Monday, August 2, 2010

Why it's not crashing? (conclusion)

Well, today I received the final message from MS where they told me once again that there is nothing can be done on their side and advised me to catch exception in user code and call MiniDumpWriteDump after that. I think the story can be considered finished.

Se la vie, mes amis. Se la vie.

Sunday, August 1, 2010

In search of the Dr. Watson

A week ago I returned from the business trip to Italy. It was a trip to the yacht where was the real problems with the navigation system stability. One or two times a day all navigation data from sensors freeze and the navigation equipment was inoperative until full bridge (5 stations) rebooting.

Just before the trip I received some information concerning the problem from our service engineer.
There were several observations:

1.    All navigation data freeze simultaneously but the navigation system (radar, cartographic system and over subsystems) continued to work without any other noticeable problems.
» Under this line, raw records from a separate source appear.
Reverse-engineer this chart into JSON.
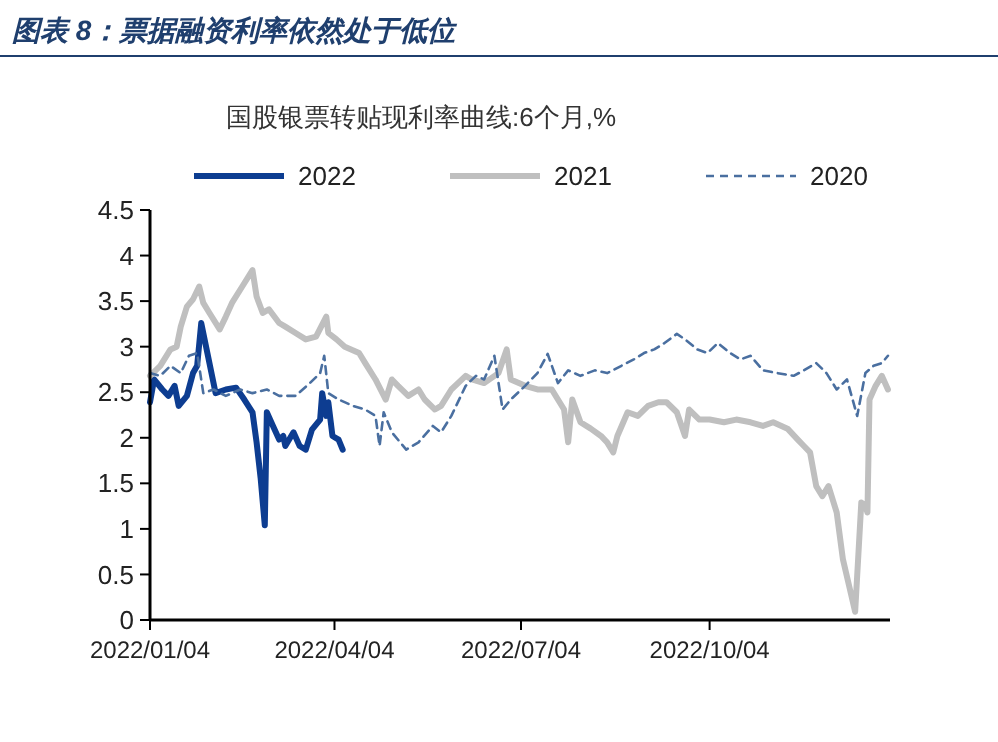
{
  "chart_data": {
    "type": "line",
    "title": "图表 8：票据融资利率依然处于低位",
    "subtitle": "国股银票转贴现利率曲线:6个月,%",
    "legend": "top",
    "grid": false,
    "xlim": [
      "2022-01-04",
      "2022-12-31"
    ],
    "xticks": [
      {
        "value": "2022-01-04",
        "label": "2022/01/04"
      },
      {
        "value": "2022-04-04",
        "label": "2022/04/04"
      },
      {
        "value": "2022-07-04",
        "label": "2022/07/04"
      },
      {
        "value": "2022-10-04",
        "label": "2022/10/04"
      }
    ],
    "ylim": [
      0,
      4.5
    ],
    "yticks": [
      0,
      0.5,
      1,
      1.5,
      2,
      2.5,
      3,
      3.5,
      4,
      4.5
    ],
    "series": [
      {
        "name": "2022",
        "color": "#0d3d91",
        "line_style": "solid",
        "x": [
          "2022-01-04",
          "2022-01-06",
          "2022-01-10",
          "2022-01-13",
          "2022-01-16",
          "2022-01-18",
          "2022-01-22",
          "2022-01-25",
          "2022-01-27",
          "2022-01-29",
          "2022-02-01",
          "2022-02-05",
          "2022-02-10",
          "2022-02-15",
          "2022-02-19",
          "2022-02-23",
          "2022-02-25",
          "2022-02-27",
          "2022-03-01",
          "2022-03-02",
          "2022-03-05",
          "2022-03-08",
          "2022-03-10",
          "2022-03-11",
          "2022-03-15",
          "2022-03-18",
          "2022-03-21",
          "2022-03-24",
          "2022-03-28",
          "2022-03-29",
          "2022-03-31",
          "2022-04-01",
          "2022-04-03",
          "2022-04-06",
          "2022-04-08"
        ],
        "values": [
          2.39,
          2.64,
          2.53,
          2.46,
          2.57,
          2.35,
          2.46,
          2.71,
          2.79,
          3.26,
          2.93,
          2.49,
          2.53,
          2.55,
          2.42,
          2.28,
          1.95,
          1.55,
          1.04,
          2.28,
          2.13,
          1.98,
          2.02,
          1.91,
          2.06,
          1.91,
          1.87,
          2.09,
          2.2,
          2.49,
          2.24,
          2.39,
          2.02,
          1.98,
          1.87
        ]
      },
      {
        "name": "2021",
        "color": "#bfbfbf",
        "line_style": "solid",
        "x": [
          "2022-01-04",
          "2022-01-09",
          "2022-01-14",
          "2022-01-17",
          "2022-01-19",
          "2022-01-22",
          "2022-01-25",
          "2022-01-28",
          "2022-01-30",
          "2022-02-02",
          "2022-02-07",
          "2022-02-10",
          "2022-02-13",
          "2022-02-18",
          "2022-02-23",
          "2022-02-25",
          "2022-02-28",
          "2022-03-03",
          "2022-03-08",
          "2022-03-11",
          "2022-03-16",
          "2022-03-21",
          "2022-03-26",
          "2022-03-31",
          "2022-04-01",
          "2022-04-05",
          "2022-04-09",
          "2022-04-16",
          "2022-04-19",
          "2022-04-24",
          "2022-04-29",
          "2022-05-02",
          "2022-05-05",
          "2022-05-10",
          "2022-05-15",
          "2022-05-18",
          "2022-05-23",
          "2022-05-26",
          "2022-05-31",
          "2022-06-07",
          "2022-06-10",
          "2022-06-16",
          "2022-06-23",
          "2022-06-27",
          "2022-06-29",
          "2022-07-06",
          "2022-07-12",
          "2022-07-19",
          "2022-07-22",
          "2022-07-25",
          "2022-07-27",
          "2022-07-29",
          "2022-08-02",
          "2022-08-07",
          "2022-08-12",
          "2022-08-15",
          "2022-08-18",
          "2022-08-20",
          "2022-08-25",
          "2022-08-30",
          "2022-09-04",
          "2022-09-09",
          "2022-09-13",
          "2022-09-18",
          "2022-09-22",
          "2022-09-24",
          "2022-09-29",
          "2022-10-04",
          "2022-10-11",
          "2022-10-17",
          "2022-10-24",
          "2022-10-30",
          "2022-11-04",
          "2022-11-11",
          "2022-11-16",
          "2022-11-19",
          "2022-11-22",
          "2022-11-25",
          "2022-11-28",
          "2022-12-01",
          "2022-12-05",
          "2022-12-08",
          "2022-12-11",
          "2022-12-14",
          "2022-12-17",
          "2022-12-19",
          "2022-12-20",
          "2022-12-21",
          "2022-12-24",
          "2022-12-27",
          "2022-12-30"
        ],
        "values": [
          2.68,
          2.79,
          2.97,
          3.0,
          3.22,
          3.44,
          3.52,
          3.66,
          3.48,
          3.37,
          3.19,
          3.33,
          3.48,
          3.66,
          3.84,
          3.55,
          3.37,
          3.41,
          3.26,
          3.22,
          3.15,
          3.08,
          3.11,
          3.33,
          3.15,
          3.08,
          3.0,
          2.93,
          2.82,
          2.64,
          2.42,
          2.64,
          2.57,
          2.46,
          2.53,
          2.42,
          2.31,
          2.35,
          2.53,
          2.68,
          2.64,
          2.6,
          2.71,
          2.97,
          2.64,
          2.57,
          2.53,
          2.53,
          2.42,
          2.31,
          1.95,
          2.42,
          2.17,
          2.1,
          2.02,
          1.95,
          1.84,
          2.02,
          2.28,
          2.24,
          2.35,
          2.39,
          2.39,
          2.28,
          2.02,
          2.31,
          2.2,
          2.2,
          2.17,
          2.2,
          2.17,
          2.13,
          2.17,
          2.1,
          1.98,
          1.91,
          1.84,
          1.47,
          1.36,
          1.47,
          1.18,
          0.67,
          0.38,
          0.09,
          1.29,
          1.25,
          1.18,
          2.42,
          2.57,
          2.68,
          2.53
        ]
      },
      {
        "name": "2020",
        "color": "#4a6fa0",
        "line_style": "dashed",
        "x": [
          "2022-01-04",
          "2022-01-09",
          "2022-01-14",
          "2022-01-19",
          "2022-01-23",
          "2022-01-27",
          "2022-01-30",
          "2022-02-04",
          "2022-02-10",
          "2022-02-17",
          "2022-02-23",
          "2022-03-02",
          "2022-03-08",
          "2022-03-16",
          "2022-03-23",
          "2022-03-28",
          "2022-03-30",
          "2022-04-01",
          "2022-04-06",
          "2022-04-13",
          "2022-04-19",
          "2022-04-24",
          "2022-04-26",
          "2022-04-28",
          "2022-05-02",
          "2022-05-09",
          "2022-05-15",
          "2022-05-22",
          "2022-05-26",
          "2022-05-31",
          "2022-06-07",
          "2022-06-12",
          "2022-06-16",
          "2022-06-21",
          "2022-06-25",
          "2022-06-29",
          "2022-07-06",
          "2022-07-12",
          "2022-07-17",
          "2022-07-22",
          "2022-07-27",
          "2022-08-02",
          "2022-08-09",
          "2022-08-15",
          "2022-08-22",
          "2022-08-28",
          "2022-09-02",
          "2022-09-07",
          "2022-09-12",
          "2022-09-18",
          "2022-09-22",
          "2022-09-28",
          "2022-10-03",
          "2022-10-08",
          "2022-10-14",
          "2022-10-19",
          "2022-10-24",
          "2022-10-30",
          "2022-11-06",
          "2022-11-14",
          "2022-11-19",
          "2022-11-25",
          "2022-11-30",
          "2022-12-05",
          "2022-12-10",
          "2022-12-15",
          "2022-12-19",
          "2022-12-23",
          "2022-12-27",
          "2022-12-30"
        ],
        "values": [
          2.71,
          2.68,
          2.79,
          2.71,
          2.9,
          2.93,
          2.49,
          2.53,
          2.46,
          2.53,
          2.49,
          2.53,
          2.46,
          2.46,
          2.6,
          2.71,
          2.9,
          2.49,
          2.42,
          2.35,
          2.31,
          2.24,
          1.91,
          2.28,
          2.06,
          1.87,
          1.95,
          2.13,
          2.06,
          2.24,
          2.57,
          2.68,
          2.64,
          2.9,
          2.31,
          2.42,
          2.57,
          2.71,
          2.92,
          2.6,
          2.74,
          2.68,
          2.74,
          2.71,
          2.79,
          2.86,
          2.93,
          2.97,
          3.04,
          3.14,
          3.08,
          2.97,
          2.93,
          3.04,
          2.93,
          2.86,
          2.9,
          2.74,
          2.71,
          2.68,
          2.74,
          2.82,
          2.71,
          2.53,
          2.64,
          2.24,
          2.71,
          2.79,
          2.82,
          2.9
        ]
      }
    ]
  }
}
2.    Sometimes the message box with “Pure virtual function call” notification was observed after data freezing.

3.    First time the problem was observed just after the last update of the product.

4.    In the end I even received HD images from all stations of the bridge (they was created after the last update and after the problem appeared for the first time).
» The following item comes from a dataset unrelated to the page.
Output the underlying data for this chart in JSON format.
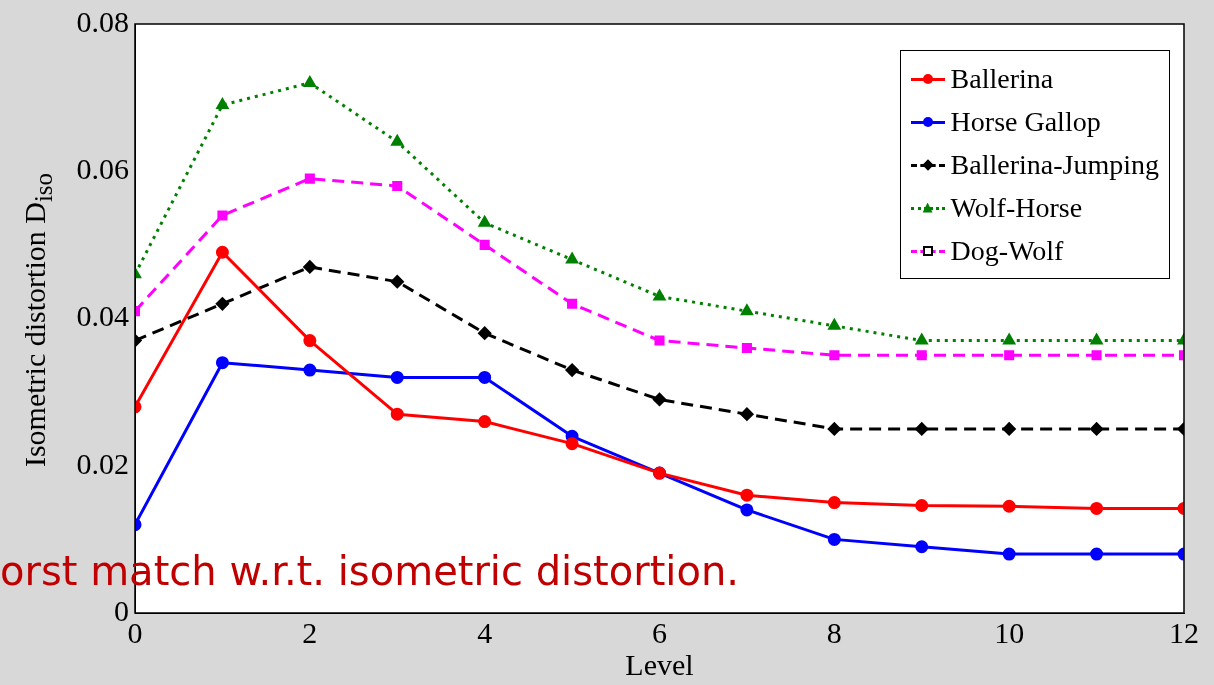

Description of the problem was clearly pointed to the fact that the cause of the problem is crashing (or freezing) of the navigation server processes at all stations simultaneously (each computer has its own navigation server executed and described problem is only possible if there is no servers alive). The only thing that confused me was mentioned earlier “Pure virtual function call” error. This error is not very common and occurs rare enough in its pure form. Most common cause of the error is improper sequence of objects chain deinitialization and destruction as well as undigested strategy of objects ownership (of course I’m not take into account errors with calling pure virtual method of child class inside a parent class destructor or deleting an object twice – I believe that our code better :). One of the classic situations caused by assertion message box triggered during object destruction (usually in debug mode). Message box message loop can provoke a call (through a pure virtual interface) to a partially destroyed object. As a result we will have clear pure virtual function call.